Create a Database in postgres and a table where we will load data at the end.
psql --username=postgres --host=localhost /c template1; CREATE TABLE access_log(timestamp TIMESTAMP, latitude float, longitude float, visitor_id char(37));
After creating database name as template1 and table name as access_log. We will quit the postgres shell.
Create a new file named shell-access-log.sh.
touch shell-access-log.sh
Download the gzip file and unzip file.
wget "https://cf-courses-data.s3.us.cloud-object-storage.appdomain.cloud/IBM-DB0250EN-SkillsNetwork/labs/Bash%20Scripting/ETL%20using%20shell%20scripting/web-server-access-log.txt.gz" gunzip -f web-server-access-log.txt.gz
4. Extract Phase
In shell-access-log.sh file write a script to extract the data from gz file and get .txt file.
The columns in the web-server-access-log.txt file are delimited by ‘#’.

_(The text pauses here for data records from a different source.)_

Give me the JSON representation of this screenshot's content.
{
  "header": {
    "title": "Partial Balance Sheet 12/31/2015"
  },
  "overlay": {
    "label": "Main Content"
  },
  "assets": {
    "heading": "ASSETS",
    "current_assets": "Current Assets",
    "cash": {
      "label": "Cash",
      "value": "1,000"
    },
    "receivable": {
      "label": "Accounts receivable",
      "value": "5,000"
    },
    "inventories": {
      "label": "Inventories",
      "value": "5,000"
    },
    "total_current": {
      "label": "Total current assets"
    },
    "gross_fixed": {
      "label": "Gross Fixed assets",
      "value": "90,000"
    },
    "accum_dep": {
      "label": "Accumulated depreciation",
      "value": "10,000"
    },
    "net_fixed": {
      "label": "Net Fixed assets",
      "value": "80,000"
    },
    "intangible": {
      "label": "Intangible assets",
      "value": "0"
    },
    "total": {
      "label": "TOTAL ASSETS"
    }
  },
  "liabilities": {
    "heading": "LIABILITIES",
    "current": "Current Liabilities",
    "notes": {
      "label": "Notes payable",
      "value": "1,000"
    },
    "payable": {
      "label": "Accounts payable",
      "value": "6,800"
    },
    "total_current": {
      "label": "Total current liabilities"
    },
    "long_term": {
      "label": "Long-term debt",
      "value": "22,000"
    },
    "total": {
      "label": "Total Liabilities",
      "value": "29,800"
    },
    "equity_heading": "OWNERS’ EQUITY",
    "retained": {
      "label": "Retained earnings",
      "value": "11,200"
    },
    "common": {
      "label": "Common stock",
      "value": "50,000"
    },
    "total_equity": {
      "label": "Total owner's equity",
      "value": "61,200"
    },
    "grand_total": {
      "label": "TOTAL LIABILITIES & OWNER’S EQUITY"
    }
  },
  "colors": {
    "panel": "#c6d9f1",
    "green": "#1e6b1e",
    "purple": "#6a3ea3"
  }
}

Save the delimited separated file in extracted-data.txt.
# Extract phase
echo "Extracting data"
# Extract the columns 1 (timestamp), 2 (latitude), 3 (longitude) and
# 4 (visitorid)
cut -d# -f1-4 web-server-access-log.txt > extracted-data.txt
Save the file and run the bash script command. bash
shell-access- log.sh
Check the extracted.txt file
cat extracted.txt
5. Transform Phase
Perform a transform in the txt file to CSV format.
The original “#” delimiter set apart the extracted columns.
We need to convert this into a “,” delimited file name as transformed.csv.
# Transform phase
echo "Transforming data"
# read the extracted data and replace the colons with commas.
sed 's/#/,/g' extracted-data.txt > transformed.csv
Save the file shell-access-log.sh and run it --- bash shell-access-log.sh
Check the transformed.csv to validate the data.
cat transformed.csv
6. Load Phase
Load the data into the table access_log in PostgreSQL.
PostgresSQL copy command will copy data from csv to table in postgres.
Syntax to copy data :-
COPY table_name from 'filename' DELIMITERS 'delimiter_character' FORMAT;
# Load phase
echo "Loading data"
# Send the instructions to connect to 'template1' and
# copy the file to the table 'access_log' through the command pipeline.
echo "\c template1;\\COPY access_log FROM 'transformed.csv'
DELIMITERS ',' CSV HEADER;" | psql --username=postgres --
host=localhost
Run Final script ~ bash shell-access-log.sh
Run the below command to populate the data in table.
psql --username=postgres --host=localhost
\c template1
select * from access_log;